Quelles que soient les solutions d’intelligence artificielle mises en œuvre, la notion de responsabilité, elle, incombe à l’humain?
Il reste toujours un extérieur à la machine. Celle-ci va, à l’infini, dans une boîte que quelqu’un a défini. D’où cette question: qui est derrière ChatGPT, quel est leur projet de société? Outre Microsoft, des gens dangereux que je n’aime pas, comme Elon Musk ou Peter Thiel (NDLR: le fondateur de Paypal), ont investi dans OpenAI, à l’origine de ChatGPT. Imaginons que ChatGPT ait été programmé uniquement par des femmes, ou par des Ethiopiens: je suis sûr que le résultat aurait été totalement différent. La pensée critique, mon grand sujet du moment, consiste à s’interroger sur l’origine de ce qui est face à moi, sur la solidité de l’argumentation, sur le canal qui m’y a amené. Et à douter aussi de moi-même.
Est-il donc dangereux de laisser un boulevard, comme c’est le cas aujourd’hui, aux solutions d’intelligence artificielle, sans remettre fondamentalement en cause leur opportunité?
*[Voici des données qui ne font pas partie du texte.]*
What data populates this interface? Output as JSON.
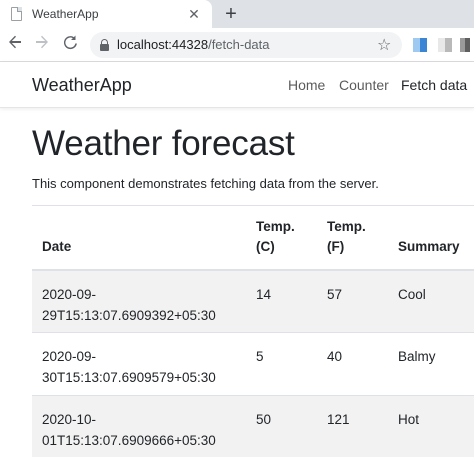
{
  "browser": {
    "tab_title": "WeatherApp",
    "tab_close_glyph": "✕",
    "new_tab_glyph": "+",
    "url_host": "localhost:44328",
    "url_path": "/fetch-data",
    "icons": [
      "favicon-icon",
      "back-arrow-icon",
      "forward-arrow-icon",
      "reload-icon",
      "lock-icon",
      "star-icon",
      "extension-icon"
    ]
  },
  "app": {
    "brand": "WeatherApp",
    "nav": [
      {
        "label": "Home"
      },
      {
        "label": "Counter"
      },
      {
        "label": "Fetch data"
      }
    ]
  },
  "page": {
    "title": "Weather forecast",
    "description": "This component demonstrates fetching data from the server.",
    "table": {
      "headers": [
        "Date",
        "Temp.\n(C)",
        "Temp.\n(F)",
        "Summary"
      ],
      "header_lines": [
        [
          "Date"
        ],
        [
          "Temp.",
          "(C)"
        ],
        [
          "Temp.",
          "(F)"
        ],
        [
          "Summary"
        ]
      ],
      "rows": [
        {
          "date_lines": [
            "2020-09-",
            "29T15:13:07.6909392+05:30"
          ],
          "temp_c": "14",
          "temp_f": "57",
          "summary": "Cool"
        },
        {
          "date_lines": [
            "2020-09-",
            "30T15:13:07.6909579+05:30"
          ],
          "temp_c": "5",
          "temp_f": "40",
          "summary": "Balmy"
        },
        {
          "date_lines": [
            "2020-10-",
            "01T15:13:07.6909666+05:30"
          ],
          "temp_c": "50",
          "temp_f": "121",
          "summary": "Hot"
        }
      ]
    }
  },
  "colors": {
    "tabstrip": "#dee1e6",
    "text": "#212529",
    "stripe": "#f2f2f2",
    "border": "#dee2e6"
  }
}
Le problème, c’est bien le fait qu’on lui laisse un boulevard. Voici quarante ans, j’avais lu l’un des tout premiers livres sur les enfants et l’ordinateur: Mindstorms, de Seymour Papert. L’une des dernières phrases est: «Finalement, quand on voit un enfant face à un ordinateur, la question est de savoir qui programme qui.» Je trouve cela génial. Utilisons-nous Internet ou Internet nous utilise-t-il? Il n’y a pas à débattre de cette question: c’est l’homme qui utilise la machine, point à la ligne. D’où l’importance d’être conscient de ce qu’il se passe. Oui aux machines, à condition de faire un énorme effort dans la pensée critique. C’est toute la force de l’étonnement, du questionnement, du doute. Sans cela, elles peuvent représenter un vrai danger. Je vois bien que l’on tente parfois de leur donner des fonctions qu’elles ne devraient pas avoir.
Peut-on concilier le questionnement philosophique sur la place que doivent ou non avoir les solutions d’IA et les régulations, comme celle que l’Europe prépare pour 2024?
Un législateur n’a pas d’autre choix que de faire des catégories. Or, un classement est nécessairement imparfait. Rappelez-vous la catégorisation des secteurs dits «essentiels» ou non durant la pandémie. Je pense que cette réglementation est nécessaire, tout en ayant conscience que, dès le premier jour, elle ne sera jamais assez bonne. Il y aura des faiblesses dans lesquelles les gens se rueront. Mais le pire serait de ne rien faire.
A côté de la responsabilité collective, qu’un législateur peut traduire en réglementation, faut-il se montrer d’autant plus vigilant à titre personnel à l’égard des logiciels d’IA?
Beaucoup de gens considèrent que l’informatique est une occasion de penser moins. Or, je trouve que c’est exactement l’inverse. C’est un leurre de croire qu’on pourra tout réglementer. C’est pourquoi il nous faut investir dans la pensée critique.